Öğretim üyesi/görevlisi dinlenme mekanı ve sergi alanı ile desteklenen +68.00 kotu, galeri boşluğundan +63.00 kotundaki karşılaşma mekanı ile düşey görsel bağlantı kurmaktadır.

+68.00, +73.00 ve +78.00 kotları yoğunluklu olarak derslik ve laboratuvarlara ayrılmış, ortak alanlar, sergi/dinlenme alanları ile beslenmiştir. Bu katlardaki yoğunluk, ihtiyaç durumunda +78.00 kotundaki rezerv mekana paylaştırılabilecektir. Rezerv mekan için tasarlanan yoğun ve az yoğun olarak yönelime göre yerleştirilmiş güneş kırıcı elemanlar yapı bütünlüğüne katılacak şekilde, modern alüminyum paneller olarak planlanmıştır. Açılır kanatlar yardımı ile içeri alınan temiz hava, bu yükseklikte sahneye denizin de girmesiyle nefes alan bir mekan olarak düşünülmüştür.

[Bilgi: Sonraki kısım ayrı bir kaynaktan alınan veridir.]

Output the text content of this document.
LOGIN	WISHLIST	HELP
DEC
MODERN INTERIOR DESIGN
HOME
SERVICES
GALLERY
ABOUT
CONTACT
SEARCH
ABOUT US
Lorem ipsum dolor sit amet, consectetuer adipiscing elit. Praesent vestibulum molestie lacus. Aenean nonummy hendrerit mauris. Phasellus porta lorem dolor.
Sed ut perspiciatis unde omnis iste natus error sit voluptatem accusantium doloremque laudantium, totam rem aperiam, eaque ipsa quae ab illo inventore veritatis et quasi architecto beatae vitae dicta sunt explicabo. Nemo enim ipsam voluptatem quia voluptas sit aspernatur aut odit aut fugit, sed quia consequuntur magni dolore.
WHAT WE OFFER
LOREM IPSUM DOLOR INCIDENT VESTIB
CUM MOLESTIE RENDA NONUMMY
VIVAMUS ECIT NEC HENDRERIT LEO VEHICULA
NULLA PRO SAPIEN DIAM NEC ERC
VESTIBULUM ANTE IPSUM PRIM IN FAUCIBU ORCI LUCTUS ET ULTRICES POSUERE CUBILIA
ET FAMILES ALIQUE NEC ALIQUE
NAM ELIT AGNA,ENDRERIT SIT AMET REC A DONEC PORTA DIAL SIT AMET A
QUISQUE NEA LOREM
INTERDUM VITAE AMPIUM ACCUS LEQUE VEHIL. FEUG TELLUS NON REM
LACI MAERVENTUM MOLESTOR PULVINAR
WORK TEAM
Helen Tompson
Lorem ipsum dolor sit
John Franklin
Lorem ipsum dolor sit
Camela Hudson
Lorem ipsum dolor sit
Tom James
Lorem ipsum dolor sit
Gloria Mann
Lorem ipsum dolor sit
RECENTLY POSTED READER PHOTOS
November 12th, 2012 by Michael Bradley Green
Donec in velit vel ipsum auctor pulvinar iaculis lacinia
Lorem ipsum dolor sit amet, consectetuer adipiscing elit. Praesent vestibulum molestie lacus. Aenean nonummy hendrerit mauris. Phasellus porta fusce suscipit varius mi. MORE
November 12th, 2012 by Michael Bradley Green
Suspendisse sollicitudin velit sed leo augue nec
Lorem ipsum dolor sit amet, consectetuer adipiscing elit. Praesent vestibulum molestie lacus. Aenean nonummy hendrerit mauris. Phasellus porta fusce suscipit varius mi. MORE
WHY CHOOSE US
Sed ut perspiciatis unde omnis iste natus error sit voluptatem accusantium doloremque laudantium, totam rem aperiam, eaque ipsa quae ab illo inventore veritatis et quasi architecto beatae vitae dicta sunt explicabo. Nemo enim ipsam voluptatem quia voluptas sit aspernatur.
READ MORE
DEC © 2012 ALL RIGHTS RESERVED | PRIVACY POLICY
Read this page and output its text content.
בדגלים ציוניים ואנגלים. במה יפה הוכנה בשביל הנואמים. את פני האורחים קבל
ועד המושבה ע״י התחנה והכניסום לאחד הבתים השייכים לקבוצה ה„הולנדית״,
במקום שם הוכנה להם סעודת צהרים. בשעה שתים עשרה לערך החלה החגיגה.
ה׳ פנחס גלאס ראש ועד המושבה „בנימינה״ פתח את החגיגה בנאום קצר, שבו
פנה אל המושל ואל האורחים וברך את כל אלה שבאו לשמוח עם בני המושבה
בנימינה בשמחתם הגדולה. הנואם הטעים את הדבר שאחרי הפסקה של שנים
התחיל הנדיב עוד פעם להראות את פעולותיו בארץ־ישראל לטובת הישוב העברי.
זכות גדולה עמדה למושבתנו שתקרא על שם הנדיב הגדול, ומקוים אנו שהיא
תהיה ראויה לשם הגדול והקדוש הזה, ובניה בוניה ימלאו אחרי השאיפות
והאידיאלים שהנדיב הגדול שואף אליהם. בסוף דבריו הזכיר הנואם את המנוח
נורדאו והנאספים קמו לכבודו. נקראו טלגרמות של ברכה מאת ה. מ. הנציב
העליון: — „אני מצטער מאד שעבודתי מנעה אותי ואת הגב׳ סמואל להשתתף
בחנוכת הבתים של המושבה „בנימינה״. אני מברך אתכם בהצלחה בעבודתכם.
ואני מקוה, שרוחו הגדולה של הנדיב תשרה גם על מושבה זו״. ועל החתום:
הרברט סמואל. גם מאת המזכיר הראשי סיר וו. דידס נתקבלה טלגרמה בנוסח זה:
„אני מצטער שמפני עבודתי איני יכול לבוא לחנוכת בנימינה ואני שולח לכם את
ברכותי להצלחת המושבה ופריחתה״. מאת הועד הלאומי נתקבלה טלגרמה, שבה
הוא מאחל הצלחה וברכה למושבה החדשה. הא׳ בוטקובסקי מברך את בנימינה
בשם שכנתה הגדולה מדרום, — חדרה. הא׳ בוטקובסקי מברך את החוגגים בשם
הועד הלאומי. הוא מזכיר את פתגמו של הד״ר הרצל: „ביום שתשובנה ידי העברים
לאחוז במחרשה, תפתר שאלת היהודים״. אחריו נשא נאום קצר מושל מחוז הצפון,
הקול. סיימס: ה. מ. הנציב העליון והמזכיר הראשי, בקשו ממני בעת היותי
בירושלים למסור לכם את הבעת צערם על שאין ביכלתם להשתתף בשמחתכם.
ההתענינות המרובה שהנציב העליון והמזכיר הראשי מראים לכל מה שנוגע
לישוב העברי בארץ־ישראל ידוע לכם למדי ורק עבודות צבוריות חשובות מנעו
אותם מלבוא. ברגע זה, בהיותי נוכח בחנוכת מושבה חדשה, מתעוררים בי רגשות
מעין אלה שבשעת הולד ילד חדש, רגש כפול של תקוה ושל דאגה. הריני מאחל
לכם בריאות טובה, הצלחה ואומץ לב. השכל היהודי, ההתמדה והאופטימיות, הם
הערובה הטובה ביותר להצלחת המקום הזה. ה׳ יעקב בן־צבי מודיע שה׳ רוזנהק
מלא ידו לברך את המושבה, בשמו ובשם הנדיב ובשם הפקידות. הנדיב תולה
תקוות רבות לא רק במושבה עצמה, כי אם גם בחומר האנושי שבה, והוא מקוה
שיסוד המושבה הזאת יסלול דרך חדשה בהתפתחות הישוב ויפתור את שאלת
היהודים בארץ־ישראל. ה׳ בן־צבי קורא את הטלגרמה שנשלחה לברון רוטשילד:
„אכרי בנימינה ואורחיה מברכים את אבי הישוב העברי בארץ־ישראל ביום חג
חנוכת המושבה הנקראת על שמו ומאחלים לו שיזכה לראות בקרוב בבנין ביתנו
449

Tasarımda sürdürülebilirlik kavramları, pasif havalandırma, +83.00 kotundaki teraslarda toplanan yağmur suyunun gri su olarak filtrelenip yeniden kullanılması ve güneş kırıcı olarak çalışan pv güneş panelleri şeklinde ele alınmıştır.

Yapı, geleneksel yapım yöntemleri ile inşa edileceği öngörülmüştür. Taşıyıcı sistem betonarme, kolonlar perde, döşeme ise nervürlü döşeme sistemi olarak düşünülmüş, statik hesapları bu birleşimler doğrultusunda yapılmıştır. Dış ve bölme duvarlar hafif yapı malzemesi olan bims tuğla tercih edilmiştir. Böylelikle statik yüklerin hafifletilmesi amaçlanmıştır.

Yapı kabuğu olarak beton esaslı, nefes alan bir malzeme seçilmiş, tasarımın yalın dilinin ana etmeni olan brüt beton görünümü bu şekilde yakalanmıştır. Bu malzemenin diğer avantajı ise mekanik entegrasyonun sağladığı yalıtım imkanlarıdır.

Ustaların tasarladığı yapıya öğretim üyelerinin/görevlilerinin, yeni yapıya öğrencilerin yerleştirilmesi yapıda ve kullanımda usta-çırak ilişkisini sürdürecektir.